Getting to optimal pH, sanity check

I am looking again at my water profiles so I wanted to get some input from other folks.

Water Report
Ca - 14
Mg 8.5
HC03 - 42.7
CaCo3 - 35
SO4 - 25
Measured pH 7 to 7.8 depending on time of year.

I am doing a 15 gallon batch of IPA that is Yellow in color.
88% 2row
5% dextrine
3% Crystal
1% Honey Malt

10 Gal Mash, 12.5 Gallon Sparge
To get to an IPA water Bru’n Water says Add 15 grams of gypsum to Mash and 18.8 to sparge
5ml of 88% Lactic Acid to Mash and 54 ml 10% Phosphoric Acid to Sparge

(I split the acid types because it seemed so aggressive but as a ball park you can eyeball if I went one type either way.

The question I have is this too aggressive? Does it sound right? This targets me at 92 Ca, 221 Sulfate, -92 Bicarbonate

What do you guys think?

Our water pH is similar. That’s a bit more acid than I use in my IPAs but I use about 20% vienna or munich and about 8% c40 in my grist bill. A lower SRM will typically require more work to get the pH down.

Having said that I’ve used considerably more lactic acid than that when brewing a pils with my water and it turns out fine. I’ve heard people say there’s a “taste threshhold” for lactic acid at aroud 4-5 ml for a 5 gal batch. I’ve never noticed it personally.

What mash pH are you shooting for?

Bru’n Water puts me at a pH 5.31 with that amount of acid adjustment and grain bill. It’s also telling me to add 1.5 grams/gal of Gypsum. As you can see I have really low Calcium and Sulfate as well (basically my water is snowmelt). Man though almost 35 grams for a 14 gallon batch. It’s a ton. This is based on the Pale Ale water profile on Bru’n Waterm which is pretty aggressive on the Sulfate.

All of it seems like a lot and fairly aggressive. I have made several batches of quite good beer with a bit less Gypsum as the only adjustment. Given my Mash pH without the acid is 5.5, 5.6 range and sparge water is 7.8 with no adjustment I thought I’d try to take it to the next level and dial it in more.

The pale ale profile pushes sulfates very high to increase the expression of bitterness. I brewed quite a few IPAs with 300ppm sulfates. Lately I’ve been keeping the sulfates closer to 200ppm and have been happier with the finished beer.

Link below to an old thread where some of us geeked out on pH and IPAs. Might be some interesting info in there for you…or not…

Oh I didn’t see that one before. Just read through it. Good stuff. Thanks.

I agree with @dannyboy58 in regards to the sulfate. In fact I I found my APA/IPA are better using SRM rather than the style profile.
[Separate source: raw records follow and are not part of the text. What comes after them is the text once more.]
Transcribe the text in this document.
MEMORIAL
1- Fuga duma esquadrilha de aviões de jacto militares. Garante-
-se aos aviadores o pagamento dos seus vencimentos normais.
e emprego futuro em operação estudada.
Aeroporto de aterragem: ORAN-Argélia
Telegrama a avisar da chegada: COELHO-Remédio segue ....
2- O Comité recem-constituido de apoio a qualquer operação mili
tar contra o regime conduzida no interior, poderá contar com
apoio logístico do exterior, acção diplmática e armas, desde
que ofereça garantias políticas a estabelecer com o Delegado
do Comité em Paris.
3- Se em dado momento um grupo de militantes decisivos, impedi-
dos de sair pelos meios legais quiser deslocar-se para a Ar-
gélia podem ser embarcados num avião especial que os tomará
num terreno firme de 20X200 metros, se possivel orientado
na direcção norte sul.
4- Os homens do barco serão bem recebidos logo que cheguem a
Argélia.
I’ve never made a 15gal batch as I do 10gal but I use RO water and have never even gotten close to needing 15g in the mash and 18g is sparge. AND I use crystal malts sparingly, usually around 5%. Are you sure your water amounts are entered correctly?

When brewing hoppy and bittered styles, keeping the mashing pH up around 5.4 does help improve the hop expression. So don’t target too low a pH for those styles.

Sulfate can be a great addition to those styles. The drying effect of sulfate does help express the hoppiness and bittering. However, if you’re working with a recipe that has had its bittering optimized when using low sulfate water, boosting the sulfate can make the beer seem overly bitter and harsh. In that case, backing off the bittering level can provide the balance you seek. Conversely, if you have a recipe that just doesn’t pop with the hoppiness or bitterness that you want, then its likely that a boost in sulfate content will do you good. I like 300 ppm, but finding your happy place is part of the joy of brewing.


It really depends on what kind of IPA you’re brewing as well.

I like a well balanced IPA with a good malt base and great aroma over an ultra bitter dry IPA. Bells 2 hearted, firestone walker jack kind of beers with more aroma. I also like them clear and bright with good head.

The one I’m drinking now was mashed at 5.49 per brunwater, using the pale ale profile, sulfates at 239ppm. 25IBU of bittering hops and the rest whirlpool and dry hop to about 50 IBU. (Lots of aroma but not as long lasting and stable as late boil hop bursting provies IMO)

It’s pretty much right where I want it with regard to body, bitterness and aroma. So it depends on what you’re going for. The calcium level in that profile will improve clarity too.

If you want hard hitting bitterness increase the sulfates. If you want a thick mouthy hazy IPA you want to decrease the calcium and increase the pH and mash at 154-156 IME.